Depois de veiculada a notícia de seu casamento para Novembro, Edy foi “bombardeado” de mensagens de felicitações, piadas e até mesmo de assédios  que tem causado alguns problemas no seu relacionamento, mas para ele chega a ser engraçado.

Edy falou que as mentiras a respeito de sua pessoa são coisas que o fortalece mais e o que fez atrás vai fazer três vezes mais. Durante a conversa contou que é uma pessoa extrovertida, amigo dos amigos, gosta de estar bem com a vida e brincar bastante.

Tudo começou na brincadeira quando tratava dos assessórios e das indumentárias das africanas com a vocalista principal do grupo, Silana Manjanje, e teve então a ideia de cantar.
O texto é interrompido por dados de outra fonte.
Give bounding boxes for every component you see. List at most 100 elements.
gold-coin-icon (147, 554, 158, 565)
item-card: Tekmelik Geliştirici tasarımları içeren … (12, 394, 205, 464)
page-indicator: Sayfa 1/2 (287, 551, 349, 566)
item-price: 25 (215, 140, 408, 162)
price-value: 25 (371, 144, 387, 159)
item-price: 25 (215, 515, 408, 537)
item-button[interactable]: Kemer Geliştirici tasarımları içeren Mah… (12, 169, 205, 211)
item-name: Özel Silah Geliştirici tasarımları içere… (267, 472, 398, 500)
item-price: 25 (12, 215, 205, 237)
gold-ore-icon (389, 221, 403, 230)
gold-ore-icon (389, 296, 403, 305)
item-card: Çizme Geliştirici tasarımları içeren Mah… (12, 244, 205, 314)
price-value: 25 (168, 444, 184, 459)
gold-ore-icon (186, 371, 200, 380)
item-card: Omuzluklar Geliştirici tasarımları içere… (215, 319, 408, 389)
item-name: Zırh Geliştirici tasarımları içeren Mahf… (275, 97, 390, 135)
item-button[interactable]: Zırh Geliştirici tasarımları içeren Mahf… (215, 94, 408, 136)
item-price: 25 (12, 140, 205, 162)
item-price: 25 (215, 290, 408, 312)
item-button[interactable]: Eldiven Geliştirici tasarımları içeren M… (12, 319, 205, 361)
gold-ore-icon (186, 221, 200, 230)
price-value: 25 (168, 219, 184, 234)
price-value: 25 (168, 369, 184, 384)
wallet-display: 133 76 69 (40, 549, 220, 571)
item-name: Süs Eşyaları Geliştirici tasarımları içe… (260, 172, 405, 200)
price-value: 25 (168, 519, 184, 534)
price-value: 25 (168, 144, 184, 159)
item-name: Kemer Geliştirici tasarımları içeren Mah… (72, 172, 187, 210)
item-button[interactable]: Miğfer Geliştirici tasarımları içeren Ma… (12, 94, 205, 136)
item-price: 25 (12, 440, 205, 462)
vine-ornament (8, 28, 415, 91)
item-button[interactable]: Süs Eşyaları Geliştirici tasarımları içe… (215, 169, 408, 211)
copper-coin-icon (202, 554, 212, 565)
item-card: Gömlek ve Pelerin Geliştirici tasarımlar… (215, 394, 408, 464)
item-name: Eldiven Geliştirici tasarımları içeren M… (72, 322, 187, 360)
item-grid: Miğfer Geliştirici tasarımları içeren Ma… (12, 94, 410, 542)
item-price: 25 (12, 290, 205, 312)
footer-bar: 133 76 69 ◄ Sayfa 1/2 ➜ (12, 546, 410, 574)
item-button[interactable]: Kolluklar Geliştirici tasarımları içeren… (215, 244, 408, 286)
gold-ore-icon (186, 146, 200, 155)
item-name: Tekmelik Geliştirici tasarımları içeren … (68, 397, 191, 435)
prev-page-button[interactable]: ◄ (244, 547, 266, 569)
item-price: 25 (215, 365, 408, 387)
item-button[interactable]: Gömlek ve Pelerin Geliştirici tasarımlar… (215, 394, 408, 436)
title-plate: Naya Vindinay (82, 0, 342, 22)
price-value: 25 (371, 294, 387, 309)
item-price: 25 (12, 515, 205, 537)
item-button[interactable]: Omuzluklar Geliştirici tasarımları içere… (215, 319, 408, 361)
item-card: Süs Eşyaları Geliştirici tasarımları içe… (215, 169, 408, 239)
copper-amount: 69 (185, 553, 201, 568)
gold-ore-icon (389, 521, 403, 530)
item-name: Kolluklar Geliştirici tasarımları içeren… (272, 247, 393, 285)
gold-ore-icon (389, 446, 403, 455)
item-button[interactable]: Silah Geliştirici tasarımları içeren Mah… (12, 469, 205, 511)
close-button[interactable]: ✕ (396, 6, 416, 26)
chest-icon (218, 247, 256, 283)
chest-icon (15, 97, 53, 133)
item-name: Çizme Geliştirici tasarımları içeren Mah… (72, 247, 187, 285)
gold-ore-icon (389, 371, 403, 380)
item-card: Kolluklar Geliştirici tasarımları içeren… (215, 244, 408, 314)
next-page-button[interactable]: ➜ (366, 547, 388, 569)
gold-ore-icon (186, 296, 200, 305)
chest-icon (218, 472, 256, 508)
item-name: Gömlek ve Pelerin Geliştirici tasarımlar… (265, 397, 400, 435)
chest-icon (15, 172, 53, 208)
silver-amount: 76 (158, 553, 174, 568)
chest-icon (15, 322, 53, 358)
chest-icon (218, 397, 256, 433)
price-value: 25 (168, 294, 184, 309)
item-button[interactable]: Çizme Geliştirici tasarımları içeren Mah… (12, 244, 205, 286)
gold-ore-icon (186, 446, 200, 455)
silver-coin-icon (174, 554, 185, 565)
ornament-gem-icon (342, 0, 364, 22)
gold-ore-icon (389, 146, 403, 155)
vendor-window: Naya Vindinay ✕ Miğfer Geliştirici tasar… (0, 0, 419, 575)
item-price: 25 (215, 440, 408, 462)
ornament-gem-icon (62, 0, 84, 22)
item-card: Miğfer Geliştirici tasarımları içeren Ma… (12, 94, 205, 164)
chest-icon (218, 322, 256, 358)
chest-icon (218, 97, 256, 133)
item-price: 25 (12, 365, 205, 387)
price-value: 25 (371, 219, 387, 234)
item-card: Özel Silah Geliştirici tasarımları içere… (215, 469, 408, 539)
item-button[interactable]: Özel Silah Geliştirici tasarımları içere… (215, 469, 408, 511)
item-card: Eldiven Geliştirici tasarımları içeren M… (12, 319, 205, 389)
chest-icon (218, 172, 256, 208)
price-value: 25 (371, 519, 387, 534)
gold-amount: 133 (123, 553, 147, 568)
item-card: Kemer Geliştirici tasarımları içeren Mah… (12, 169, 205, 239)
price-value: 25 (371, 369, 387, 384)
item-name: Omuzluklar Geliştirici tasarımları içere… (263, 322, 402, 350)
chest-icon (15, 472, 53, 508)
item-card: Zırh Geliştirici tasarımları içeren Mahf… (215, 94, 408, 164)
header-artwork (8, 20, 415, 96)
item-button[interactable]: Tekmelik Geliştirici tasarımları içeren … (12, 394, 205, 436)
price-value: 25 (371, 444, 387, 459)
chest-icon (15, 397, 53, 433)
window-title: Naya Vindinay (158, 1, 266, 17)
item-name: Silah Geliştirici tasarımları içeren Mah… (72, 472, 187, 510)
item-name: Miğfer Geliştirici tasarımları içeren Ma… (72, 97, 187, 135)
Silana o aconselhou cantar R&B e Edy viu que não era seu foco, teve a ideia de transformar uma música de estilo rap em Kuduro e saiu muito bem, mas por má sorte foi roubada a ideia de cantar sobre Tchuna Baby.

“Eu e Angola inteira afirmamos que Edy sexy foi o primeiro a cantar Tchuna baby e os seguidores fizeram uma música com o mesmo título e algumas frases da minha música”, rematou o kudurista sem gaguejar com todas letras. Hoje o pessoal gosta de suas músicas e espera fazer em bons kuduros dançantes.

Edy Sex, agora com 22 anos de idade, quando mais jovem não lembra ter passado piores momentos na vida, mas revelou que na infância alguns amigos e vizinhos não aceitavam a sua opção sexual. “Consegui levar isso com a cabeça sempre erguida, eu nunca tive vergonha de assumir nada, nunca ando com a cabeça no chão”, falou com muita seriedade.

Acrescentou ainda que os preconceitos eram por ciúmes porque fazia mais amigos que os meus amigos dele. “ Quando falam de mim é sinal que existo e eu estou aí. Hoje eu vejo isso tudo muito engraçado e até me sinto bem, se não falarem de mim é complicado”.

No seu dia-a-dia usa “tchunas”, t-shirts, e gosta mesmo de estar entre as vestis femininas e masculinas. “Nada muito masculino e nem feminino, jamais verão o Edy vestido 100% feminino, gosto do meu jeito de vestir sexy”, sorriu. Faz parte da organização, divas, que todos os anos organizam uma festa gay que junta heterossexuais, bissexuais, gay, travestis que é uma coisa louca como referiu.